До этого люди ждут, курят. Сначала слышится оглушительный грохот пустого конвейера, пламя на лицах колышется, тухнет, вздрагивает земля под ногами, и не чувствуешь стука сердца, будто оно молчит. Огни разного цвета сменяются один за другим там, вдали, а здесь под мерный, спокойный свет электролампы готовят из песка форму. И конвейер спешит к вагранке, где беснуется уже живое, веселое зарево, и искры кипящего чугуна простреливают воздух. Громадный ковш ждет у вагранки, зияя черной пустотой, потом пьет желтое месиво металла и медленно, нехотя, свисая и покачиваясь на крюке подвесного крана, спешит залить черные рты пузатых опок, уставленных на конвейерной ленте, как патроны в патронташе.
Как всегда, смеется заливщик в синих очках, похожий на мотоциклиста. Смеется каждый день, потому что знает: ковш наклоняется и льет в опоки чугун, а кланяется ему — человеку. Откланявшись, ковш утихает и уплывает на кране назад, будто снова хочет напиться расплавленного тяжелого железного пламени.
Дрожат над опоками голубые огни, снова гудит земля. Конвейер уже ждут выбивальщики наготове с железными крюками.
В это время и кричит Белугин: «Давай, давай!..»
Ванька тоже ждет. Длинная железная вага тяжела. Он держит ее на весу, выставив вперед, как ружье. И хотя конвейерная лента движется равномерно, тут уже успевай зацепить вагой опоку, выбить и стащить да так, чтоб она не упала на твою голову.

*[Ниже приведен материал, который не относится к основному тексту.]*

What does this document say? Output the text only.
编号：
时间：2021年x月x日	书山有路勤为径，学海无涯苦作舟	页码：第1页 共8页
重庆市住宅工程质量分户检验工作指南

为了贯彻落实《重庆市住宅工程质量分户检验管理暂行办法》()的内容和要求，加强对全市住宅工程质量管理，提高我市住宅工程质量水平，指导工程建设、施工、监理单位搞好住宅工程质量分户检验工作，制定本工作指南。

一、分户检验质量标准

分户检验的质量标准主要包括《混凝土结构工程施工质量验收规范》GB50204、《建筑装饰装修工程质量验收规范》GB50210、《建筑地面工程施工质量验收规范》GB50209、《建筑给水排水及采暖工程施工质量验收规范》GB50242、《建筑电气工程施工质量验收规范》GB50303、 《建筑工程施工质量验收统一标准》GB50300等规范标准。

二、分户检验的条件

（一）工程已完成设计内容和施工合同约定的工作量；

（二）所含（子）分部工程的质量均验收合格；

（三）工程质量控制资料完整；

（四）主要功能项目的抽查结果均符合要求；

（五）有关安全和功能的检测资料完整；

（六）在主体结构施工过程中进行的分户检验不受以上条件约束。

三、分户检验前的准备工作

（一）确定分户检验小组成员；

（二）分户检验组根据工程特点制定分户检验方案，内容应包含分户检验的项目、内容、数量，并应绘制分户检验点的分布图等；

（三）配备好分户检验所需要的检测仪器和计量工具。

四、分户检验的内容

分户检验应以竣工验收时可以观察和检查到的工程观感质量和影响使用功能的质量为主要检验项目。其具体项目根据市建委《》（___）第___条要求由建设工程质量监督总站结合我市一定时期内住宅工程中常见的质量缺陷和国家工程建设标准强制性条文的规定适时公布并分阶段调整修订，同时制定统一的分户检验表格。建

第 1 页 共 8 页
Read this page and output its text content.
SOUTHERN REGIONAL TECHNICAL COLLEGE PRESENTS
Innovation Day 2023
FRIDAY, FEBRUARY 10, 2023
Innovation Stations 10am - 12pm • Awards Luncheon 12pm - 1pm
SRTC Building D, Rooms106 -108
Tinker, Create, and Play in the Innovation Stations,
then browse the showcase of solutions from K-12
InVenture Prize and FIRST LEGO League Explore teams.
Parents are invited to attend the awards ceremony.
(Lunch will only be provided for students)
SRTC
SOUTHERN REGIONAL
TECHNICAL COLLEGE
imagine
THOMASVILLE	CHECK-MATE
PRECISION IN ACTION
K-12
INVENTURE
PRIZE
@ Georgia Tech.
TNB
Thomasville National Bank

Ванька следит, напрягается, бьет вагой опоку, и она выпадает из ленты на решетчатый пол. Ванька отскакивает, зажимает уши от грома, по ногам и телу проходит дрожь — пол прыгает под тобой, и начинаешь чихать от угара: горелый песок трескается и шлепается кусками под ноги и сыплется в решетку. Держи вагу крепче и целься в следующую опоку! «Сталь для человека все равно что хлеб. Хорошо и приятно шагать на завод в рабочем потоке, а вот попробуй работать, успевать, и не хнычь, что кости болят!» Ванька выбил и сдернул другую опоку. Она загремела об пол, но песок не рассыпался. Подошел Белугин и ударил по песку молотом. Чугунная болванка обнажилась. Хмыров подцепил отливку крюком подъемника и уложил в железный ящик.
За два часа до обеда у Ваньки перед глазами поплыли пламенные круги. Они были сначала маленькие и действительно плыли над конвейером, потом вспыхивали, освещали их, и все вокруг качалось, грохало, гремело, и сыпался, сыпался горелый песок. Он шуршал, как камыш над водой, и горел, стрелял, хлопал, жег щеки, грудь. Хотелось упасть и уснуть.
Нитков, высокий и жилистый, орудовал будто за всех, румяное лицо его с ухмылкой было красивым, он вскидывал вагу вверх, целился в опоку и, зацепив ее, кричал:
— Бац — и нет старушки!
А когда отливка обнажалась, он стучал в чугунную болванку ногой, поднимал руку и радостно кланялся болванке:
— При-вет!
Ванька удивлялся, что у Ниткова все получалось легко, как будто он не работает, а играет, и завидовал ему. «Милый Мокеич, посмотрели бы жены твои, как ты трудишься… Где трудно — у тебя легко, а где легко (Ванька имел в виду семейную жизнь) — трудно!»
Хмыров и здесь был застегнут на все пуговицы и наблюдал за Ванькой подслеповатыми глазами.
«Ему что, — злился Ванька, — подцепил отливку подъемником, уложил в ящик — и прощай. Не только жизнь, а и работа в свое удовольствие».
Ванька недоумевал: «Хмырову легче, чем всем, а плата та же. Здоровей и моложе Белугина, а вагу не берет!»
Белугин стоял впереди. Он вскидывал вперед вагу, ритмично обнажал конвейер, опоки летели на пол и укладывались в ряд обнаженными черными болванками. Ему было трудней всех, но по его веселому, доброму лицу было понятно, что ему нравится дело. Большой, широкоплечий, он закрывал своей покатой спиной пламя у вагранки, работал, выкрикивая: «Эх-ма! Эх-ма!», — и Ванька уверился: если бы не Белугин, конвейер остановился бы.